Musk has flamethrowers. But the US Fish and Wildlife Service has flamethrower boats:

I think F&W win this one.

If this delays Starship too long, Musk should announce that Fish and Game is putting the Artemis program at risk. Starship HLS has to be ready in just two or three years. That’s already a stretch, but a four month delay or more for bureaucracy is crazy. They already did the environmental assessment. I can’t believe it would take 30-135 days to check if a water deluge system might affect the environment in an area that receives torrential rain on a regular basis.

At the very least they should issue a flight permit and THEN do the analysis of the effect of regular flights while SpaceX preps for the next one.
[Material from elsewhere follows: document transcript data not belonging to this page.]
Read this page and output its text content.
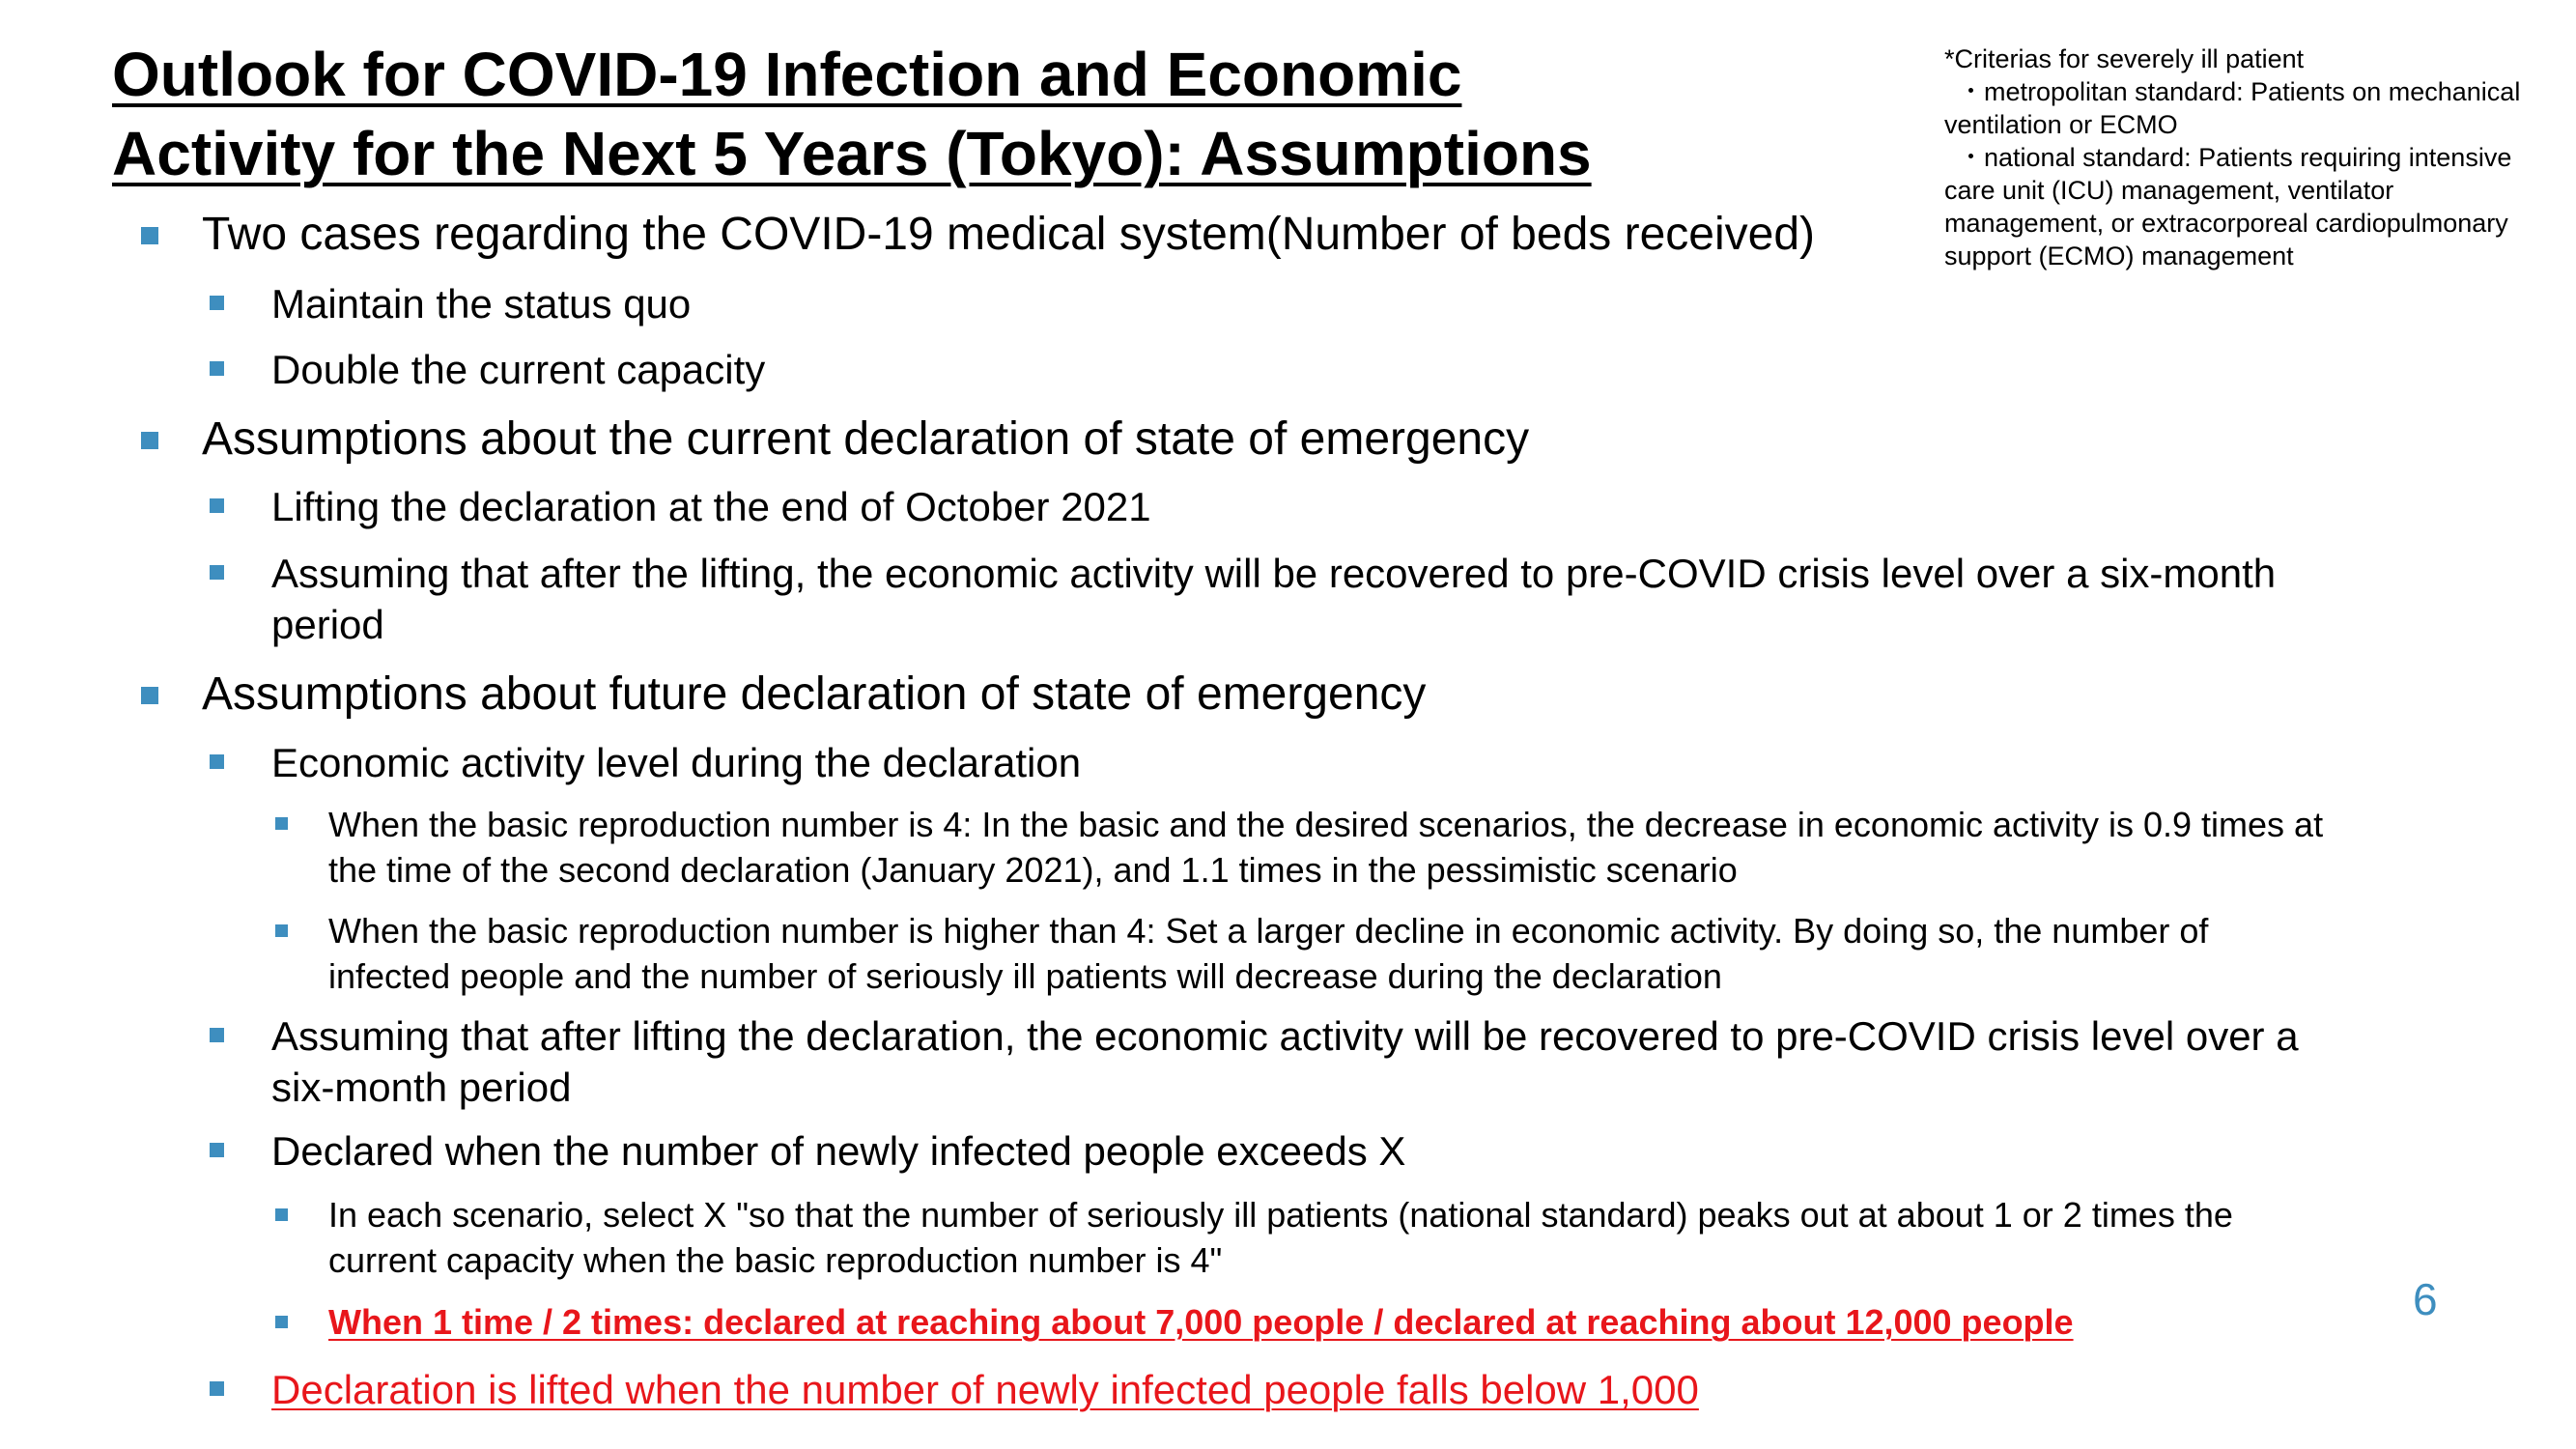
Outlook for COVID-19 Infection and Economic
Activity for the Next 5 Years (Tokyo): Assumptions
*Criterias for severely ill patient
・metropolitan standard: Patients on mechanical
ventilation or ECMO
・national standard: Patients requiring intensive
care unit (ICU) management, ventilator
management, or extracorporeal cardiopulmonary
support (ECMO) management
Two cases regarding the COVID-19 medical system(Number of beds received)
Maintain the status quo
Double the current capacity
Assumptions about the current declaration of state of emergency
Lifting the declaration at the end of October 2021
Assuming that after the lifting, the economic activity will be recovered to pre-COVID crisis level over a six-month
period
Assumptions about future declaration of state of emergency
Economic activity level during the declaration
When the basic reproduction number is 4: In the basic and the desired scenarios, the decrease in economic activity is 0.9 times at
the time of the second declaration (January 2021), and 1.1 times in the pessimistic scenario
When the basic reproduction number is higher than 4: Set a larger decline in economic activity. By doing so, the number of
infected people and the number of seriously ill patients will decrease during the declaration
Assuming that after lifting the declaration, the economic activity will be recovered to pre-COVID crisis level over a
six-month period
Declared when the number of newly infected people exceeds X
In each scenario, select X "so that the number of seriously ill patients (national standard) peaks out at about 1 or 2 times the
current capacity when the basic reproduction number is 4"
When 1 time / 2 times: declared at reaching about 7,000 people / declared at reaching about 12,000 people
Declaration is lifted when the number of newly infected people falls below 1,000
6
They could examine the aftermath of this flight to inform their decision.

Maybe if Artemis is at risk someone in the government will get their head out of their ass and move this along.

If I were a conspiracy theorist, I would be starting to suspect that there is some well-organized group behind the scenes that has an interest in stopping Starship.
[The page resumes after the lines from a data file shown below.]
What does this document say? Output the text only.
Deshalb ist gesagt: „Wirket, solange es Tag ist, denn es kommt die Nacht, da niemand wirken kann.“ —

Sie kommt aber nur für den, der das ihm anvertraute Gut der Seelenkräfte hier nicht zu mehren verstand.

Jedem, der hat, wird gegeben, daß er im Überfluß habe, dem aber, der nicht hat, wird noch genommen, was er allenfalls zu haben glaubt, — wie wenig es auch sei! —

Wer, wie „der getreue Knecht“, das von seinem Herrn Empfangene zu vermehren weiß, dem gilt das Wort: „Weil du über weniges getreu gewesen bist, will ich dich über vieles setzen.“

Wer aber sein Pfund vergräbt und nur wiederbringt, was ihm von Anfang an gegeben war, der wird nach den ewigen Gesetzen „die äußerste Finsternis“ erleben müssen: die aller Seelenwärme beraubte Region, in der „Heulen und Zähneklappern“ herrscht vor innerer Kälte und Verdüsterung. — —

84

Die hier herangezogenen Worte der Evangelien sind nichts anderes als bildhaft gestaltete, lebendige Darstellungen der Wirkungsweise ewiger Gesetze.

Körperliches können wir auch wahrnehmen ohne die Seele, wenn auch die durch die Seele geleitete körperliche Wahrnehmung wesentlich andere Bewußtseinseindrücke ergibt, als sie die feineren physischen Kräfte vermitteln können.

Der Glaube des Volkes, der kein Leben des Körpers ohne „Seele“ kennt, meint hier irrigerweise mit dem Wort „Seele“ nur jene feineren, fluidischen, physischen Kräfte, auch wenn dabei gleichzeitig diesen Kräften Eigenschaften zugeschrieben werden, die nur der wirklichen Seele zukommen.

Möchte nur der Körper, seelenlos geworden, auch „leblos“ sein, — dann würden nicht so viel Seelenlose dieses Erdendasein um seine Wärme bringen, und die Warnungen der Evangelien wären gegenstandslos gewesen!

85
Did SpaceX have to wade through this level of regulatory nonsense when they were developing Falcon?
I must admit I can’t remember…

You would think that someone as smart as Musk and with as much experience as Musk would have seen this coming back when he started planning for the new equipment and worked with all the regulators to get things started. You know, like any normal company. OTOH, this gives SpaceX 3 months more to work on their system AND someone else to pin the delays on. So there is that.

Musk is immune to bureaucratic interference. Until he discovers he isn’t. Every time.

It’s like a particularly stupid toddler who refuses to believe the stove will burn them again this time.

Yeah. I am not a Musk hater by any means, and I think SpaceX is doing awesome things, but I don’t see how you can lay the blame for not meeting basic environmental requirements on anyone other than SpaceX.

I would say to those conspiracy theorists that there is not a very good record from rich guys that demand the dismissal of regulations when making their cutting edge creations.

Musk has not called for the end of any significant regulations. In fact he’s said recently that there are no Federal agencies he’d like to see the end of, and that the FAA is only rarely a bottleneck in their current operations. Though I do remember a time when they had to delay a test launch because the FAA couldn’t get a person on site on the day they promised–like the guy missed his flight or something.

He has regularly complained about the speed at which these agencies operate, which I don’t think is completely unwarranted. 135 days to perform an environmental review of a water deluge system seems a little ridiculous. They aren’t discharging some toxic waste stream. It’s less water than you’d get in an ordinary rainfall.

He has also said repeatedly that the current FAA framework for launch isn’t compatible with a space-based economy. This isn’t a call for ending all regulation–just make it work more like their airplane operations. The FAA safely handles thousands of plane flights a day. But the current setup doesn’t support even a single rocket launch a day. SpaceX wants to fly many times a day.

The Falcon 9 is the safest rocket in the business. They haven’t had a failure in the last 230 flights, and have landed their rocket more times in a row than any of their current competition has launched in a row. That’s not due to adherence to regulation; the FAA doesn’t care if your rocket has a 10% failure rate if you do the right paperwork. But they do recognize that a reliable rocket is also a more competitive one. They have the lowest insurance rates around.

Uh…

In essence, I was replying to the conspiracy theorists (and I would not trust that Elon is not falling for that nowadays), not the previous poster.

I’m saying that their high degree of reliability is not due to regulation. The F9 is of course subject to all kinds of regulation. But the reason they have >99.5% reliability instead of 90% is not because of conditions the FAA or anyone imposed on them. The FAA mainly cares about impacts to human life.